Spring is already a winner it. It has made EJB people change the spec. EJB3 now looks less similar to EJB2 and more similar to Spring. They have almost every aspect which spring got it correct. Aspects are now Interceptors. (Though this was any ways used by EJB container provider in their implementations, no programmatic mechanisms were provided for Bean Developer though)

XML vs Annotations
With regards to Transaction declaration as Annotations. I must say, I like XML. No matter how much verbose. It is still good. Rather than my transaction strategy littered over code, i would like to have it one place/area.

Dont let me wander in code to find out what security rules are implemented. Anyways, Spring has also come us with Annotations specific declarations allowing you to do quick and dirty work though.

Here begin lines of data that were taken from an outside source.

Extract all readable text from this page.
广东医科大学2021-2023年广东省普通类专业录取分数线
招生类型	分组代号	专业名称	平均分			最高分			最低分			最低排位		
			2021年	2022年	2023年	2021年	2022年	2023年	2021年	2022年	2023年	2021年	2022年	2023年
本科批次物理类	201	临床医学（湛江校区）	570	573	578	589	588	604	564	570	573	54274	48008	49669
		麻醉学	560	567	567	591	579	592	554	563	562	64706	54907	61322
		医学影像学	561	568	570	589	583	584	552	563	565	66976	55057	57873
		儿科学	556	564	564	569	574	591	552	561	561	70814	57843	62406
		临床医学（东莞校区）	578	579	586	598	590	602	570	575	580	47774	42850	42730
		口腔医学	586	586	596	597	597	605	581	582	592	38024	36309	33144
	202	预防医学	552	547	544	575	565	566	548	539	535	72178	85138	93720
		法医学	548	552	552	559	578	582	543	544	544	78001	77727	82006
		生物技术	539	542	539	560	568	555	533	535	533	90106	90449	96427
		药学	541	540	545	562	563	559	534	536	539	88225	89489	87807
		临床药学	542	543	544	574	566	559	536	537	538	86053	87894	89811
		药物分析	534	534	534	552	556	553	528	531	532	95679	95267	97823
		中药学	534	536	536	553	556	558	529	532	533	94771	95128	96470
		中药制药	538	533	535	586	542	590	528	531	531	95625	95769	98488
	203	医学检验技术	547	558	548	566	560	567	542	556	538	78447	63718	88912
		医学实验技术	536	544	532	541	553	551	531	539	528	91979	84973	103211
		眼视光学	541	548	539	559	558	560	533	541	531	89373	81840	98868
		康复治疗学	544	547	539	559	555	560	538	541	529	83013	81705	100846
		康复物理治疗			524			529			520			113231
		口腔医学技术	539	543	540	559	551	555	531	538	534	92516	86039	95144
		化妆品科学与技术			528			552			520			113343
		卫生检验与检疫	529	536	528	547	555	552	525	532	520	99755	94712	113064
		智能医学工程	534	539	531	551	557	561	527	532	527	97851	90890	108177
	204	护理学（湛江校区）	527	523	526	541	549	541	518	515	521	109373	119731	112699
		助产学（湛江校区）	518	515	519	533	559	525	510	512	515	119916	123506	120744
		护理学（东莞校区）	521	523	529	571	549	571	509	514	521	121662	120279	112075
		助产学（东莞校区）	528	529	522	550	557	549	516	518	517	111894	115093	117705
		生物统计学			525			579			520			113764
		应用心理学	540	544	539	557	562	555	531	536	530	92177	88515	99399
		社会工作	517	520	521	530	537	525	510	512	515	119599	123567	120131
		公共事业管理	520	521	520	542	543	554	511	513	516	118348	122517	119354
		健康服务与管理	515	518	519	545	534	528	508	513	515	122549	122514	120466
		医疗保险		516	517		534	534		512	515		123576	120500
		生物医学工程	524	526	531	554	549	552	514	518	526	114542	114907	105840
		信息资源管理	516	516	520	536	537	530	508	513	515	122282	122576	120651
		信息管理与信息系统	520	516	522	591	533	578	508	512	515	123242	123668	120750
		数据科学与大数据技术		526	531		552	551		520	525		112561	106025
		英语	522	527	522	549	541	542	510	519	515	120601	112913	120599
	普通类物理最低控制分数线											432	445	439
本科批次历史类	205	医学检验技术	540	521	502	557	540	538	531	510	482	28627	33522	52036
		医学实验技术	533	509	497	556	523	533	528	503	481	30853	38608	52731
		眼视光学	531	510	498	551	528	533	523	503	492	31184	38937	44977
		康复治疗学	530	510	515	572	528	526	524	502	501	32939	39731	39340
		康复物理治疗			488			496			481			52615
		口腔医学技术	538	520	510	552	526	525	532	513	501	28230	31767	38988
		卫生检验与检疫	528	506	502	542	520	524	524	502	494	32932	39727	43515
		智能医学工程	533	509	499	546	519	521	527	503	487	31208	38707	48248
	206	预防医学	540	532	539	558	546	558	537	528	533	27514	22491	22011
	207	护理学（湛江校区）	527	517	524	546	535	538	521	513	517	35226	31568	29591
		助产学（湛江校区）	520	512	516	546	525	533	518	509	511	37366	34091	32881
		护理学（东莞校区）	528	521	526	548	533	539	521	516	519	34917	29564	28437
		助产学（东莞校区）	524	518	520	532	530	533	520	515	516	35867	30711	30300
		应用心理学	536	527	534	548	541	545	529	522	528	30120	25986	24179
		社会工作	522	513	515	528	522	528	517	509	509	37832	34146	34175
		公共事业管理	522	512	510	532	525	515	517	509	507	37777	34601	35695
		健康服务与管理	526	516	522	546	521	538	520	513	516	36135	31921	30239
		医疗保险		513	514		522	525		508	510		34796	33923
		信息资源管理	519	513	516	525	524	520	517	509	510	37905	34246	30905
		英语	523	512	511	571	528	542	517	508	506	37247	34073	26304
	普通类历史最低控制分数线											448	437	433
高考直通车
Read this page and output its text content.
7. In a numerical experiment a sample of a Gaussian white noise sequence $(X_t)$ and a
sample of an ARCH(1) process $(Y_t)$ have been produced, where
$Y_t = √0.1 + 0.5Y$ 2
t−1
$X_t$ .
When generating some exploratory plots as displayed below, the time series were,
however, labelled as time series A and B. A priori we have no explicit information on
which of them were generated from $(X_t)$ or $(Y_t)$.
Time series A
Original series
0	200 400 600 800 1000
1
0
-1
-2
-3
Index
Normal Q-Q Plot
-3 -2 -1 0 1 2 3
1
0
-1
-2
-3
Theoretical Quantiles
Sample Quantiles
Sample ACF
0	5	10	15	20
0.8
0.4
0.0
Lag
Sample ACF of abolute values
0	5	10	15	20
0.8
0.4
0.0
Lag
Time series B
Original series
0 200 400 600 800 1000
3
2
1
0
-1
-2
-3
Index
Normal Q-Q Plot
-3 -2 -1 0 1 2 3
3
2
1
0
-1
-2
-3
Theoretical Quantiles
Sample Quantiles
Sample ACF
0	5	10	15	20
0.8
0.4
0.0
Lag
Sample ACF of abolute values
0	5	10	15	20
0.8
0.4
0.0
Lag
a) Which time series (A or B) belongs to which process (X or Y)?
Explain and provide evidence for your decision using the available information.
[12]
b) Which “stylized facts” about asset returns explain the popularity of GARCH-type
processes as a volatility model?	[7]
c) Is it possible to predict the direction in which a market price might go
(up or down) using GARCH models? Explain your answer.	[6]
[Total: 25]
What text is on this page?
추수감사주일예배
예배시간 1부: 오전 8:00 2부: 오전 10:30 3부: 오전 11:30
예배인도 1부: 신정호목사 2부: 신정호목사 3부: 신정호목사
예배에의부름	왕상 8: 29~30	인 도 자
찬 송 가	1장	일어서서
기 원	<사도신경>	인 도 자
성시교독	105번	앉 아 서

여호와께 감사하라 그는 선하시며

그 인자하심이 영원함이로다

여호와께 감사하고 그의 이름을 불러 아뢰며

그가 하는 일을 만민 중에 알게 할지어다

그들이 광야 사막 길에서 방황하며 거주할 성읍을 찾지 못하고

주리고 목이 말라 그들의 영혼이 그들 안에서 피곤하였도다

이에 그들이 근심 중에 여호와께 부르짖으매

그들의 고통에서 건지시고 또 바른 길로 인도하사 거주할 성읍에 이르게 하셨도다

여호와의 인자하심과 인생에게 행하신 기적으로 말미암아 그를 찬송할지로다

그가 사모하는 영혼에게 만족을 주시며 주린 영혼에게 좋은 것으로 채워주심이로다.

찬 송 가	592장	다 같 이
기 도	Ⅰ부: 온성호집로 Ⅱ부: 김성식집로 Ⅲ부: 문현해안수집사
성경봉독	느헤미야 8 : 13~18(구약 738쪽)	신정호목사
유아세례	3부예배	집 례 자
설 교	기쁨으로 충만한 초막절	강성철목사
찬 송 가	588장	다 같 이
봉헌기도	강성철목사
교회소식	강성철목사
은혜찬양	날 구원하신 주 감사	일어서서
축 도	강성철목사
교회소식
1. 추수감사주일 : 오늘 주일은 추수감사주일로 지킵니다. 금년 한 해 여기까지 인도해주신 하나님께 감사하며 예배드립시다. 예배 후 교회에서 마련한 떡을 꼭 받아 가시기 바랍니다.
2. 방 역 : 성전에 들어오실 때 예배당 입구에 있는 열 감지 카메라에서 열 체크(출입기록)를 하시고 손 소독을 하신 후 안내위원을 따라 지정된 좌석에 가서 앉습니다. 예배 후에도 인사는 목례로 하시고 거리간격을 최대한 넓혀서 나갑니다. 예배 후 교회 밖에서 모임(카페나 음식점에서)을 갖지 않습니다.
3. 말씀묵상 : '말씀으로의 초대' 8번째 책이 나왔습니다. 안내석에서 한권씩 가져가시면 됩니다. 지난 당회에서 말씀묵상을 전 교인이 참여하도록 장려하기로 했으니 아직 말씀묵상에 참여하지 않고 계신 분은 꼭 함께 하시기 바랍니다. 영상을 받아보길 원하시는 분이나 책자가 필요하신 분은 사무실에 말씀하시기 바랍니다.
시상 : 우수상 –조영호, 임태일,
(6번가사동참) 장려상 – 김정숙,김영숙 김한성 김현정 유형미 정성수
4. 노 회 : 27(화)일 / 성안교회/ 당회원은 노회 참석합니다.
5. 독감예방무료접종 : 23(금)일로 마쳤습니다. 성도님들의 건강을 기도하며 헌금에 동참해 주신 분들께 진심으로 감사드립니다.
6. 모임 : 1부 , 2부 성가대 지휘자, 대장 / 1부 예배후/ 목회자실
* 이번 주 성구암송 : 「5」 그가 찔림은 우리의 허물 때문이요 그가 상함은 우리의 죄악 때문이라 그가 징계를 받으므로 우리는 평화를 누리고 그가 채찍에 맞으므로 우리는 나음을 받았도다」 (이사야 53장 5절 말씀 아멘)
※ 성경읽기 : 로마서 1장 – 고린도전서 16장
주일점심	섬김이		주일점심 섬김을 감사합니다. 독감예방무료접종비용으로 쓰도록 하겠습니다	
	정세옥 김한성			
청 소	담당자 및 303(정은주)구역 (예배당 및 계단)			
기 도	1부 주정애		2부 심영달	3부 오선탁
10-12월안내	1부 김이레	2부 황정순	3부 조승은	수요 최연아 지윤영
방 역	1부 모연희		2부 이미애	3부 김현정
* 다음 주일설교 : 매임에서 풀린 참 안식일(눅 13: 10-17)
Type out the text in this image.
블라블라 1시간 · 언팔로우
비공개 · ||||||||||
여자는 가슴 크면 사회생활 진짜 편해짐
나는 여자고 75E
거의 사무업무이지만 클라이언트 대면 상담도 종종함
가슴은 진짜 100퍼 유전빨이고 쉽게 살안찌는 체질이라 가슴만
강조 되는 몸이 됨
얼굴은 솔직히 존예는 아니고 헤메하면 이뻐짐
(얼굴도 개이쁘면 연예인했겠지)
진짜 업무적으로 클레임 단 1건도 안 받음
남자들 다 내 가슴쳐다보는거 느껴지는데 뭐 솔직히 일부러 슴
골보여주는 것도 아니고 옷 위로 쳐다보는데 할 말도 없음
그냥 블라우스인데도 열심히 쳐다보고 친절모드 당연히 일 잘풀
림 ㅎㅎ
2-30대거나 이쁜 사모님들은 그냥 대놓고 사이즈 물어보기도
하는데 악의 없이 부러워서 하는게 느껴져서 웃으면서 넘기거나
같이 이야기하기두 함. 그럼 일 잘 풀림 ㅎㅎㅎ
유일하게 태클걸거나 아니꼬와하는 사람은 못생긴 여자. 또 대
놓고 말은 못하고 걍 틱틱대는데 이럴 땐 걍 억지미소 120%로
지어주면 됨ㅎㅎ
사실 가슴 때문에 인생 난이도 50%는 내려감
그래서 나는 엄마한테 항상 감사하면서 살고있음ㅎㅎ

Do we need IoC Container Spec?
Do we need a spec so other providers can come up with their own implementations of IoC container? Or have we already convoluted J2EE area with so many specifications and implementation?

Spring will work inside container and outside container. Spring is really great for small application because it is really easy to develop. With Spring 2.0's goal being easier XML Config files and allowing Annotations and its integration with AspectJ. Spring does have capability of using it in bits and pieces, meaning you may just use it in Middel Tier, you choose to use JMS features.

JEE spec will need a container. Also the choice depend upon the business case for which the application is getting developed. If the application is big in terms of scope or it is expected that it live long time while going multiple phase changes then I think it is better to stick with Standard Spec.